Art World Conference at Skirball Cultural Center
Skirball Cultural Center, Los Angeles
Written by Genie Davis
A financial literacy and professional development conference for artists, Art World Conference is coming to Skirball Cultural Center February 15th and 16th. Designed to address business and financial health in arts-related disciplines, the conference is expanding from its 2019 New York City launch, with dates here in LA, Chicago, and New York this year.
According to Heather Bhandari, who launched Art World Conference with Dexter Wimberly in 2019, the freshman outing welcomed over 350 artists and arts professionals to meet in New York around common goals of financial empowerment and sustainability. The goal: to shift the way artists are valued.
Co-curator Wimberly is an independent curator and entrepreneur who has a background in PR and marketing. Bhandari is an independent curator and educator who co-authored the book, Art/Work. Both are involved with multiple nonprofits and artists, and met when Wimberly served as guest curator at Mixed Greens, a gallery in NYC that Bhandari co-directed.
“The conference is an opportunity for artists and arts administrators to gather–in person–to really focus on business and financial health. All the presenters have agreed to speak because they are fierce advocates for artists and excited to share their knowledge in honest and actionable ways. It’s a day to focus on your own needs and personal goals while acknowledging the interdependence essential to our work and shared success in the arts. And it will be fun,” she attests.
This year, programming will include panel discussions, conversations, and in-depth workshops addressing many of the opportunities and challenges faced by visual artists and arts professionals who work closely with artists. The topics will include sales, marketing, grants, taxes, managing debt, building credit, and investing, to defining value, new technologies, legacy planning, growing and sustaining community, and beyond, with an emphasis on personal and professional development and empowerment. Program topics include “Financial Literacy for Artists: Debt & Credit Building” and “Can Artists Support Themselves While Remaining True to Their Values,” among many others.
Presenters include Edgar Arcenaux, Sara Daleiden, Lorene Dixon, Gianna Drake-Kerrison, Miata Edoga, Leah Hokenson, Kiibum Kim, Jessica Lee, Arthur Lewis, Marina Magalhães, Camerson Shaw, Megan Steinman, Mary Clare Stevens, Anuradha Vikram, James Walters, Sarah Wendell Sherrill, Amy Whitaker, Allison Wyper, and Mario Ybarra Jr.
The initial launch and subsequent expansion from New York City was an experiment to see if several hundred people would gather in one place to talk about business and financial health, Bhandari notes. “When it was over, we were thrilled with the transparency of the discussions and the reaction of the attendees. We knew we had to do it again in another city we know and love to reach more people and expand the conversation that’s already happening on the ground at places like Shoebox PR. The more we all talk about money and sustainability, the easier it will be for us to advocate for ourselves and each other.”

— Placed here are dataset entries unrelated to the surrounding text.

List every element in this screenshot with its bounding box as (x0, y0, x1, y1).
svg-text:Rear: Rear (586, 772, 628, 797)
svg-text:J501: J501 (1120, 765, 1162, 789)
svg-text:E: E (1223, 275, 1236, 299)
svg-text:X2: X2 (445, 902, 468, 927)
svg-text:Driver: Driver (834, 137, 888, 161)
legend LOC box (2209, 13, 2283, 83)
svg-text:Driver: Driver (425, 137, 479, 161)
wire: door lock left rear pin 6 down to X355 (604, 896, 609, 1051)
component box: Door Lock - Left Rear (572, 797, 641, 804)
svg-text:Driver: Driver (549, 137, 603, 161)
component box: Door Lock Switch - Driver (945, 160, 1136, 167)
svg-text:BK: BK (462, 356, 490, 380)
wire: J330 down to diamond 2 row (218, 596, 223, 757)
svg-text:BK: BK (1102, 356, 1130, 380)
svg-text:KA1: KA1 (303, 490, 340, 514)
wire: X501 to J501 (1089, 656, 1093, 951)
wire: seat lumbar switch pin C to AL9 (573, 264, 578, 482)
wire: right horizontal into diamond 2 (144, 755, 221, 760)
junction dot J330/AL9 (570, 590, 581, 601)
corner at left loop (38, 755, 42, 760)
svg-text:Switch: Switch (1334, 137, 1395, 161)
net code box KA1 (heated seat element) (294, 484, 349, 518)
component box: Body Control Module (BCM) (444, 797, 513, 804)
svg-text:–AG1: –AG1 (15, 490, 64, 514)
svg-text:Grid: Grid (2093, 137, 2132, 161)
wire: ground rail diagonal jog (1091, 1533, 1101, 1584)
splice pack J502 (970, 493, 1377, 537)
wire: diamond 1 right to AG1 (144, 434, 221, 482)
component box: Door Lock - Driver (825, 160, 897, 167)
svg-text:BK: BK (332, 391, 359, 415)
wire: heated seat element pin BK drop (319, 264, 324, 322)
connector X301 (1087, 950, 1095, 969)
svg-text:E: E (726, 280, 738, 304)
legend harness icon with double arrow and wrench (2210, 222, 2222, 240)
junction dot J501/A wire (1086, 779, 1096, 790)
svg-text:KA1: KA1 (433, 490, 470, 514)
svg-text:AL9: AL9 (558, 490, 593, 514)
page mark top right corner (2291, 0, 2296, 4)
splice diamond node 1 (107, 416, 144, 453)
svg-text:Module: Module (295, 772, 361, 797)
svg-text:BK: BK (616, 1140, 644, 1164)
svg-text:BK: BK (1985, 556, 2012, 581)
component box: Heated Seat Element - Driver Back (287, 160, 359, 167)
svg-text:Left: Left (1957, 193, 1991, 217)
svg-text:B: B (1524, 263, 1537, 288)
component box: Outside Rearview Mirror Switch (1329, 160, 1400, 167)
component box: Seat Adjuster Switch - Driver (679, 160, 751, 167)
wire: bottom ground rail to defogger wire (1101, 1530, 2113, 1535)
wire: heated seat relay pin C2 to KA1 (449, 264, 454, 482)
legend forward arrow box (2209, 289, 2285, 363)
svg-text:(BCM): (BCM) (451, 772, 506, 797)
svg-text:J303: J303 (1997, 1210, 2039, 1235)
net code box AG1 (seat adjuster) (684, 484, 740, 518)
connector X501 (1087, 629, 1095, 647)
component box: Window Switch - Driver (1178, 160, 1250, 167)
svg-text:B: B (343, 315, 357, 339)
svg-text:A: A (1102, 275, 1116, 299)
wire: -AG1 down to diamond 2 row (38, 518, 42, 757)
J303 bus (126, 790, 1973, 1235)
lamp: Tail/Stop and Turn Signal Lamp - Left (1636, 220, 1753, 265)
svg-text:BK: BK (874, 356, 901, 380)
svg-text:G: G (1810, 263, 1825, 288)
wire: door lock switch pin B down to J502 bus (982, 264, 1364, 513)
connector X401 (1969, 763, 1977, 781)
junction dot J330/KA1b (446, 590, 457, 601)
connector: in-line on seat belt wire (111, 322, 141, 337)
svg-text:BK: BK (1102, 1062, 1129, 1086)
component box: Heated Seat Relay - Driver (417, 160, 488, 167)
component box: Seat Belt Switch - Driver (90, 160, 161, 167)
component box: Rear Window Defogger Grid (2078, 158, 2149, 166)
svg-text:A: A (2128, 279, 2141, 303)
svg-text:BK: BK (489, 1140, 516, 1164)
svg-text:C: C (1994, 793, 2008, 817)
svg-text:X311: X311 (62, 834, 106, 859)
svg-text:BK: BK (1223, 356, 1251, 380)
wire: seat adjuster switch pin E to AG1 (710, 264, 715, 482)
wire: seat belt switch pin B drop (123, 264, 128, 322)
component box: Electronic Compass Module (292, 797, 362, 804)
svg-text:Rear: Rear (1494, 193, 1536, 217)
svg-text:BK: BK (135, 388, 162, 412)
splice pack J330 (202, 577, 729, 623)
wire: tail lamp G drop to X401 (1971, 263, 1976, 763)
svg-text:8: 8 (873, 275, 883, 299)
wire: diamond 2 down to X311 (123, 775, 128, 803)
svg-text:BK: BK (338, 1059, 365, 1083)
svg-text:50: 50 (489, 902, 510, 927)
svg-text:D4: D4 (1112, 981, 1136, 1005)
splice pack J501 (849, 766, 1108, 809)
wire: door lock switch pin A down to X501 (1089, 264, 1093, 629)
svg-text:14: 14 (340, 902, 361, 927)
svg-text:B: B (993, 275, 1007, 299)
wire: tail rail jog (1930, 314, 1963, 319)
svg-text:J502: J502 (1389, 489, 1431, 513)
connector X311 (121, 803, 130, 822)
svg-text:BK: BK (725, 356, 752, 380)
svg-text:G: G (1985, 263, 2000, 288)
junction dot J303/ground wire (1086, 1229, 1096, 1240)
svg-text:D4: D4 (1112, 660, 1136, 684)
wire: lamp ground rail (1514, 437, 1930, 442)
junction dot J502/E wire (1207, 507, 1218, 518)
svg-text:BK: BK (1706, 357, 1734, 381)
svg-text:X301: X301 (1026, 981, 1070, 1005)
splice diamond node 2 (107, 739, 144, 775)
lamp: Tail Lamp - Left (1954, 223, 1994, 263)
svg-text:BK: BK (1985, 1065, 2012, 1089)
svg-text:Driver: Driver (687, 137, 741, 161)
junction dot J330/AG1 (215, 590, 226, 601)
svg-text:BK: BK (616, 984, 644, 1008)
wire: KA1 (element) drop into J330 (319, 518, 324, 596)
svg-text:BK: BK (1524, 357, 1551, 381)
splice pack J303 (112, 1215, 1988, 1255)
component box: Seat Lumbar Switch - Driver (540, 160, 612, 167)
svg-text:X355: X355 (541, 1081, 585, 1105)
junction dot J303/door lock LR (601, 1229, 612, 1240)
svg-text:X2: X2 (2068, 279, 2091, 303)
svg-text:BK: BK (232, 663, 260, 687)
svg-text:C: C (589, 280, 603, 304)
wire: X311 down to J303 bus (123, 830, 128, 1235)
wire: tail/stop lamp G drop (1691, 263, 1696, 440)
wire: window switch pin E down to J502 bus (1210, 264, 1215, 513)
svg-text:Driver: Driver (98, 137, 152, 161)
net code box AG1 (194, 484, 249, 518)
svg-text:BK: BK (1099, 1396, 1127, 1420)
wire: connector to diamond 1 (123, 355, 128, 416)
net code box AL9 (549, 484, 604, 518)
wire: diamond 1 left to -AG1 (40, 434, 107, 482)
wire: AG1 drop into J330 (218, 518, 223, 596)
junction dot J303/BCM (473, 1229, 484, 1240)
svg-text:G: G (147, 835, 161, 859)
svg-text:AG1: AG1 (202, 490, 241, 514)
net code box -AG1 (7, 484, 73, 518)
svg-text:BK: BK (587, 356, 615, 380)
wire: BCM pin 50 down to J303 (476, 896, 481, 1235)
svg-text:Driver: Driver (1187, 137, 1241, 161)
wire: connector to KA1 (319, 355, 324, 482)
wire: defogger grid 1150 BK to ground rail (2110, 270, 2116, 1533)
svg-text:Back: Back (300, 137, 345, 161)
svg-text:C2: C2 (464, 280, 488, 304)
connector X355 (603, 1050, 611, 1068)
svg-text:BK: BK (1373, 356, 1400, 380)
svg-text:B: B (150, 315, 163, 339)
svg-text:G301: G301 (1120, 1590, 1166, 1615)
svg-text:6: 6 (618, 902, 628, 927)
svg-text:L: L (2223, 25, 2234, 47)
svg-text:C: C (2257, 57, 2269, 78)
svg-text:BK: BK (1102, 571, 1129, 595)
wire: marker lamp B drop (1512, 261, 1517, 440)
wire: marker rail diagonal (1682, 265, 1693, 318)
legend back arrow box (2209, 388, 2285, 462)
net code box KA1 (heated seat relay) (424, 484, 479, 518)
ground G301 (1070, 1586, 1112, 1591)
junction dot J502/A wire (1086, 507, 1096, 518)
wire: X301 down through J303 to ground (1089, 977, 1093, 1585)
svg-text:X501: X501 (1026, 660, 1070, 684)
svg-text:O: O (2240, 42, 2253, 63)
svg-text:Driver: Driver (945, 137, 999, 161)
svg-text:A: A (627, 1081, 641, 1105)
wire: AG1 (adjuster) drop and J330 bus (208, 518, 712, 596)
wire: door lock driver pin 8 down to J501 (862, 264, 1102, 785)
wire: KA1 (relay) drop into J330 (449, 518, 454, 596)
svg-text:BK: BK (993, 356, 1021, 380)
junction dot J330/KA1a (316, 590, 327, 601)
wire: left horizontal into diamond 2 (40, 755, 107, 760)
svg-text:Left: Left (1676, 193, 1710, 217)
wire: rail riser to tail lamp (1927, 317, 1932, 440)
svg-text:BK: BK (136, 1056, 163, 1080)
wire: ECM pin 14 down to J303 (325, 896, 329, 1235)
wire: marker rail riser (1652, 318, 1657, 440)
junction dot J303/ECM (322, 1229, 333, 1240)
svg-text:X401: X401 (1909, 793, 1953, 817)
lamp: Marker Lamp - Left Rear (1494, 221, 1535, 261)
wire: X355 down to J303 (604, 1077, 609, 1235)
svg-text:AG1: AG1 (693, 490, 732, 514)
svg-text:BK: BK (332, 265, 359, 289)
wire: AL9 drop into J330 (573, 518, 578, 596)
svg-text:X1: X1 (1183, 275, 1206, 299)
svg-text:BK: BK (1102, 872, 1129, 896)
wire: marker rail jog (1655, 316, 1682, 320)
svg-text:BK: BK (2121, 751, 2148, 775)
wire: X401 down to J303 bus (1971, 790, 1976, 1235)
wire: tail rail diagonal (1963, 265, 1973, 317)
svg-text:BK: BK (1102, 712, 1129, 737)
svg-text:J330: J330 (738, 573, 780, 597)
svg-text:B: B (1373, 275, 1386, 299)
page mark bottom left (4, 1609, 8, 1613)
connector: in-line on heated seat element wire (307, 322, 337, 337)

Bhandari says “Attendees will experience panels focused on big-picture themes of value, values, community, and sustainability along with a choice of smaller sessions focused on the details of financial literacy. There will also be some movement, honest conversation, and an opportunity to connect with artists and arts professionals from across the art world. There’s also a party the night before for people to get to know each other in advance.”
Her future plans for the conference are to expand its reach to other cities. She says she wants to “create ways for former, current, and future attendees to connect. We would love to continue attendee learning after the conference ends, and disseminate information to a larger audience than those who are able to participate in person. We would also love to create a sustainable business model for ourselves while eradicating the barrier for entry for all those who want to come.”
According to Bhandari, the conference is all about combining professional development within a conference setting, with a focus on artist attendees. “The conference is sensitive to the unique and often volatile lives of artists and recognizes the financial lives of arts administrators are often quite similar,” she explains. “The conference believes in community and transparency, so all presenters have been told that honesty, transparency, and actionable information and resources are required.”